我站在赵蓉蓉家门外,惊愕看见喷溅满室的血液,脑浆,血污干涸的失神赵蓉蓉,和。
已经死透的李华。
他倒在地上,半个脑袋像被捏扁的易拉罐那样凹进去,脑髓绵柔如奶油泄露在血浆里,眼球顺滑从眼眶挤出来耷拉在鼻子上,凸起的啤酒肚像地板长出的癌瘤。
多滑稽,那个以为自己能搅弄是非的男人,死得像万圣节游行的小丑。
赵蓉蓉张开嘴又闭上,嘴唇蠕动,开开合合像要说什么。她的眼珠像在章鱼黏液里那样从左滑到右,又像失去运动轨迹的乒乓球乱窜。她猛地咬紧牙齿突然伸手抓我手臂,吼叫道:“你得帮我!是你让我杀了他的,是你杀……”
“我只是尽到朋友的友善告知义务,就算现在警察在这里把我翻个底朝天,我也什么都没做。”我微笑,声音依旧是赵蓉蓉喜欢的温柔,“可是蓉蓉,你能被翻查吗?”
“警察就要来了,你该怎么办呢?”
她拉着我的手臂滑坐在我脚下的血潭里,直到手掌最后从我的指尖分离,我都没有去抓她。
她仰起头怔愣看我,像终于第一次认识我。
我猜她看见了我眼里层层相叠的昆虫尸体,死掉的蜻蜓不再有能在太阳下色泽昳丽的翅膀,而是褪色,灰败,腐烂,振翅时如坟墓里死者的喉管嗡音。
像曾经掉了翅膀死在明繁花掌心里的那一只,她哭得那么惨,我哄了很久才塞了糖捏住她嚎啕的嘴巴,她舔舔甜滋滋的糖块,破涕为笑。
赵蓉蓉,你的朋友又是谁呢?她又在哪里?
她看见,我俯视她,如神佛俯瞰伪善。她恐惧于我。
可在被惊醒的筒子楼老邻居们的脚步声里,她不得不需要我。
我翻开妈妈的日记本,打给屠宰场老周。他二十年都没换过电话,半夜接到电话也三秒接起,磕磕巴巴的惊喜又怯懦。
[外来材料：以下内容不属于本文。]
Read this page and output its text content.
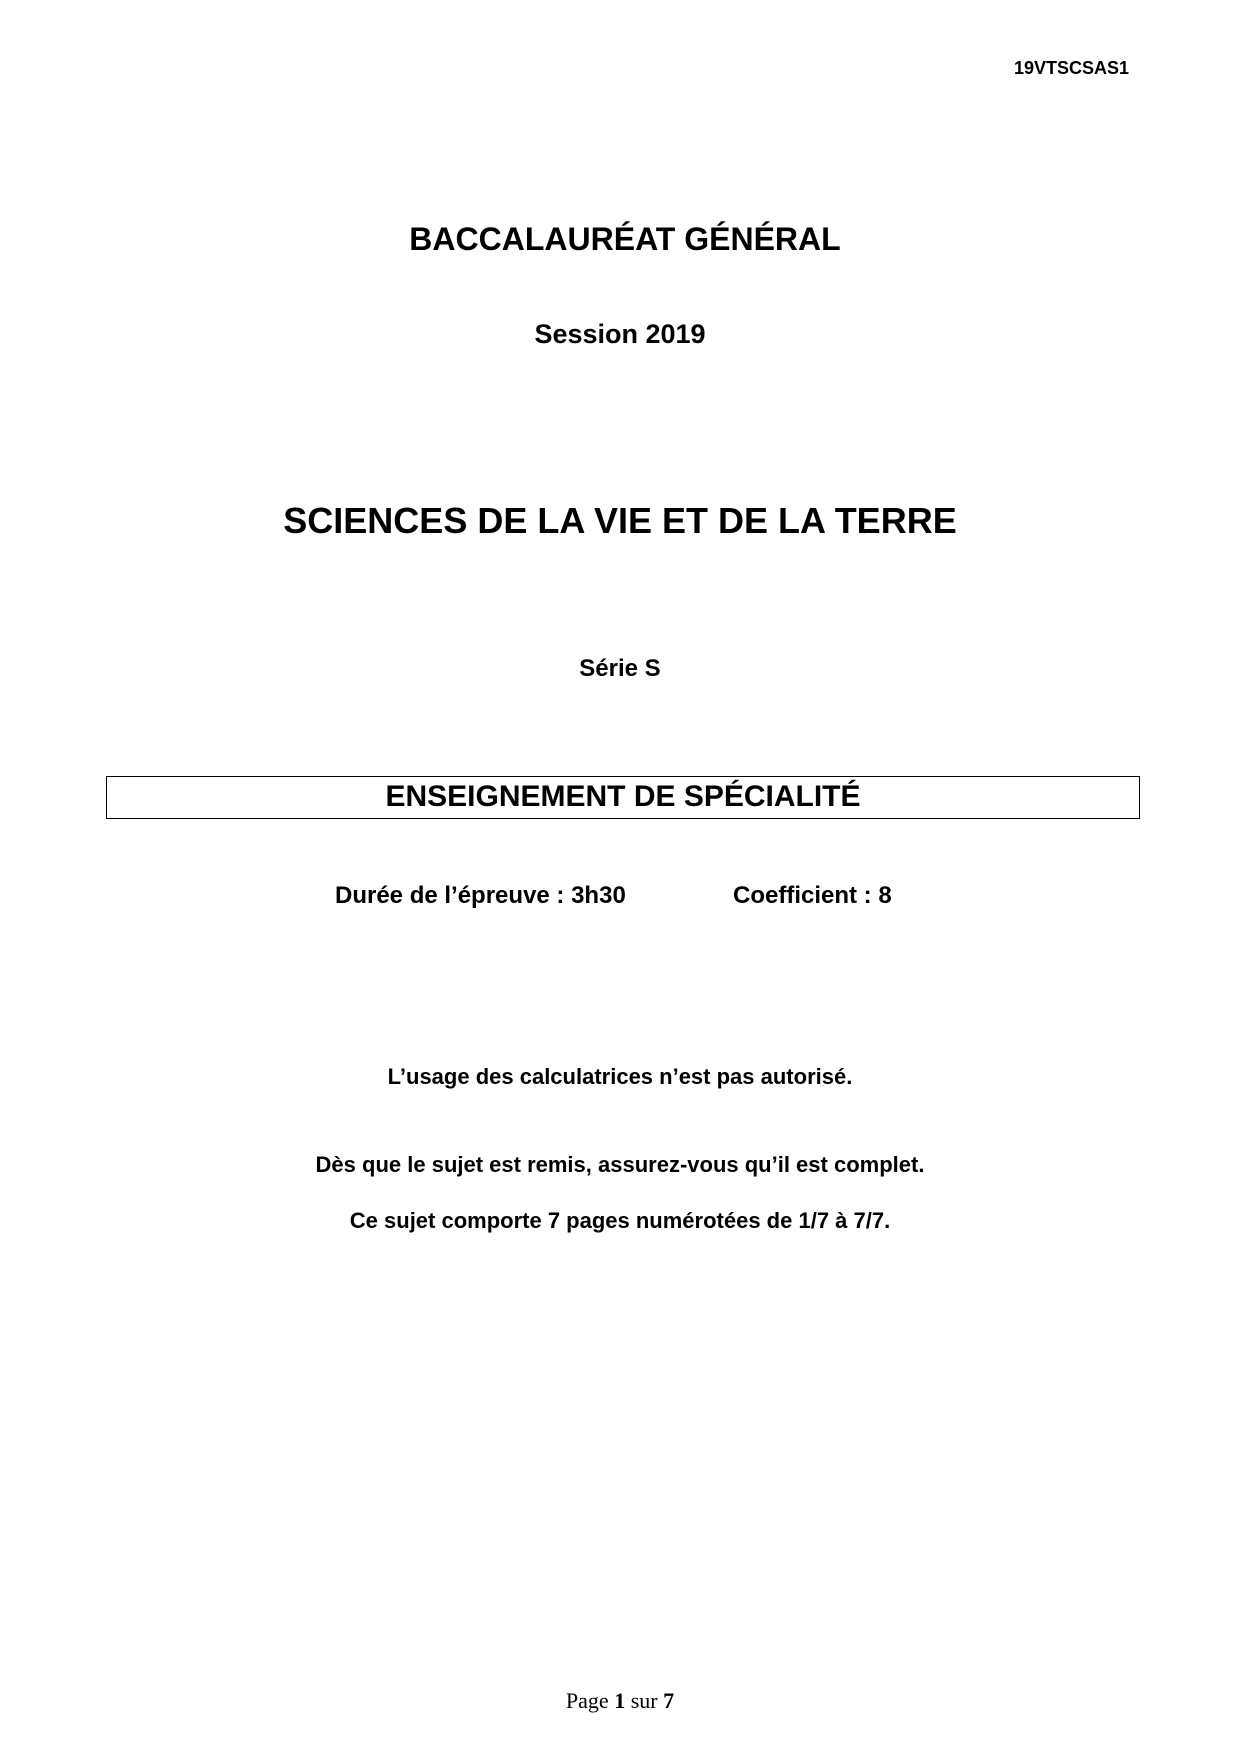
19VTSCSAS1
BACCALAURÉAT GÉNÉRAL
Session 2019
SCIENCES DE LA VIE ET DE LA TERRE
Série S
ENSEIGNEMENT DE SPÉCIALITÉ
Durée de l’épreuve : 3h30	Coefficient : 8
L’usage des calculatrices n’est pas autorisé.
Dès que le sujet est remis, assurez-vous qu’il est complet.
Ce sujet comporte 7 pages numérotées de 1/7 à 7/7.
Page 1 sur 7
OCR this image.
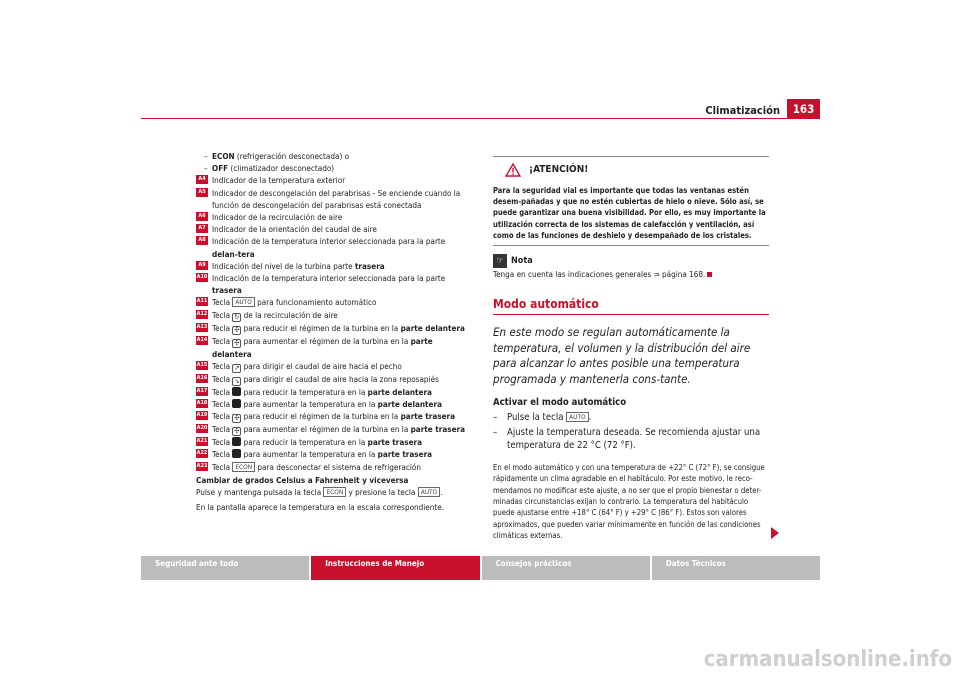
Climatización	163
– ECON (refrigeración desconectada) o
– OFF (climatizador desconectado)
A4 Indicador de la temperatura exterior
A5 Indicador de descongelación del parabrisas - Se enciende cuando la función de descongelación del parabrisas está conectada
A6 Indicador de la recirculación de aire
A7 Indicador de la orientación del caudal de aire
A8 Indicación de la temperatura interior seleccionada para la parte delan-tera
A9 Indicación del nivel de la turbina parte trasera
A10 Indicación de la temperatura interior seleccionada para la parte trasera
A11 Tecla AUTO para funcionamiento automático
A12 Tecla ↻ de la recirculación de aire
A13 Tecla ✣ para reducir el régimen de la turbina en la parte delantera
A14 Tecla ✣ para aumentar el régimen de la turbina en la parte delantera
A15 Tecla ↗ para dirigir el caudal de aire hacia el pecho
A16 Tecla ↘ para dirigir el caudal de aire hacia la zona reposapiés
A17 Tecla  para reducir la temperatura en la parte delantera
A18 Tecla  para aumentar la temperatura en la parte delantera
A19 Tecla ✣ para reducir el régimen de la turbina en la parte trasera
A20 Tecla ✣ para aumentar el régimen de la turbina en la parte trasera
A21 Tecla  para reducir la temperatura en la parte trasera
A22 Tecla  para aumentar la temperatura en la parte trasera
A23 Tecla ECON para desconectar el sistema de refrigeración
Cambiar de grados Celsius a Fahrenheit y viceversa
Pulse y mantenga pulsada la tecla ECON y presione la tecla AUTO .
En la pantalla aparece la temperatura en la escala correspondiente.
¡ATENCIÓN!
Para la seguridad vial es importante que todas las ventanas estén desem-pañadas y que no estén cubiertas de hielo o nieve. Sólo así, se puede garantizar una buena visibilidad. Por ello, es muy importante la utilización correcta de los sistemas de calefacción y ventilación, así como de las funciones de deshielo y desempañado de los cristales.
☞ Nota
Tenga en cuenta las indicaciones generales ⇒ página 168.
Modo automático
En este modo se regulan automáticamente la temperatura, el volumen y la distribución del aire para alcanzar lo antes posible una temperatura programada y mantenerla cons-tante.
Activar el modo automático
– Pulse la tecla AUTO .
– Ajuste la temperatura deseada. Se recomienda ajustar una temperatura de 22 °C (72 °F).
En el modo automático y con una temperatura de +22° C (72° F), se consigue rápidamente un clima agradable en el habitáculo. Por este motivo, le reco-mendamos no modificar este ajuste, a no ser que el propio bienestar o deter-minadas circunstancias exijan lo contrario. La temperatura del habitáculo puede ajustarse entre +18° C (64° F) y +29° C (86° F). Estos son valores aproximados, que pueden variar mínimamente en función de las condiciones climáticas externas.
Seguridad ante todo	Instrucciones de Manejo	Consejos prácticos	Datos Técnicos
carmanualsonline.info
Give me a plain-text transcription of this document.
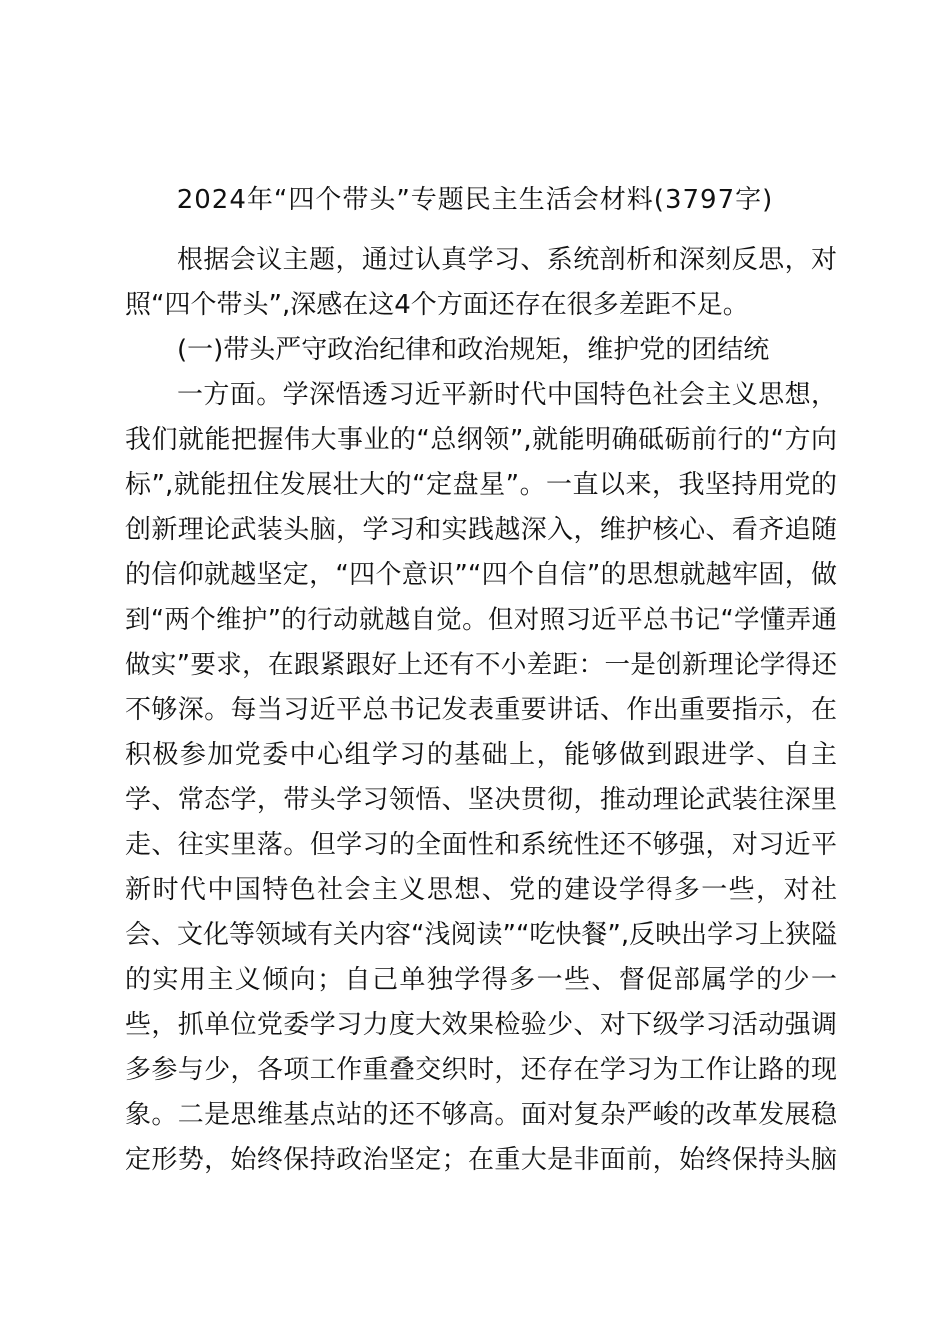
2024年“四个带头”专题民主生活会材料(3797字)
根据会议主题，通过认真学习、系统剖析和深刻反思，对
照“四个带头”,深感在这4个方面还存在很多差距不足。
(一)带头严守政治纪律和政治规矩，维护党的团结统
一方面。学深悟透习近平新时代中国特色社会主义思想，
我们就能把握伟大事业的“总纲领”,就能明确砥砺前行的“方向
标”,就能扭住发展壮大的“定盘星”。一直以来，我坚持用党的
创新理论武装头脑，学习和实践越深入，维护核心、看齐追随
的信仰就越坚定，“四个意识”“四个自信”的思想就越牢固，做
到“两个维护”的行动就越自觉。但对照习近平总书记“学懂弄通
做实”要求，在跟紧跟好上还有不小差距：一是创新理论学得还
不够深。每当习近平总书记发表重要讲话、作出重要指示，在
积极参加党委中心组学习的基础上，能够做到跟进学、自主
学、常态学，带头学习领悟、坚决贯彻，推动理论武装往深里
走、往实里落。但学习的全面性和系统性还不够强，对习近平
新时代中国特色社会主义思想、党的建设学得多一些，对社
会、文化等领域有关内容“浅阅读”“吃快餐”,反映出学习上狭隘
的实用主义倾向；自己单独学得多一些、督促部属学的少一
些，抓单位党委学习力度大效果检验少、对下级学习活动强调
多参与少，各项工作重叠交织时，还存在学习为工作让路的现
象。二是思维基点站的还不够高。面对复杂严峻的改革发展稳
定形势，始终保持政治坚定；在重大是非面前，始终保持头脑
妈妈不舍得丢掉18岁的日记本,可又忘不掉她哭求时爱慕的少年沉默躲避的眼,于是把日记本压进书箱最底下。
我和妈妈不一样,犯过错的人也有利用价值。
老周和赵蓉蓉合力分尸,碎尸装袋扔上冷冻车带走。
我向赵蓉蓉保证,屠宰场的机器会处理好,绞肉机会把它们绞成肉馅,混进猪食的石槽里。明早天亮,一切了无踪迹。
赵蓉蓉肩膀瑟缩一下,避开我的视线。
“是,是吗?真是个聪明的办法。”
奇怪,她的笑容怎么那么僵硬?
不过,有一点我确实没骗赵蓉蓉。
我没打算让她杀了李华。她的意外搞砸了我的计划。
我不得不启动备用计划,填补李华死亡导致的空缺。
在追查明繁花的死亡中,我发觉不论繁花还是肖阳,都不算真正结案。
——她们的骨头依旧流落在外,不知去向。
是的,没错。在我的调查中,不论明繁花还是肖阳,都有一个共同的凶手。
李华。
赵蓉蓉间接证实了这一点。
我在上海时试探过赵蓉蓉,她含糊有所隐瞒,但并不知道当年两起碎尸案里没能找到的尸骨埋藏在哪。
知道的只有李华。
不过,李华藏在烂尾楼工地,装真账本的行李袋里,还有几只写满用旧的笔记本。里面用只有他自己知道的暗语,写了肖阳的藏尸地点。但是,只有肖阳的,他并没有提及明繁花。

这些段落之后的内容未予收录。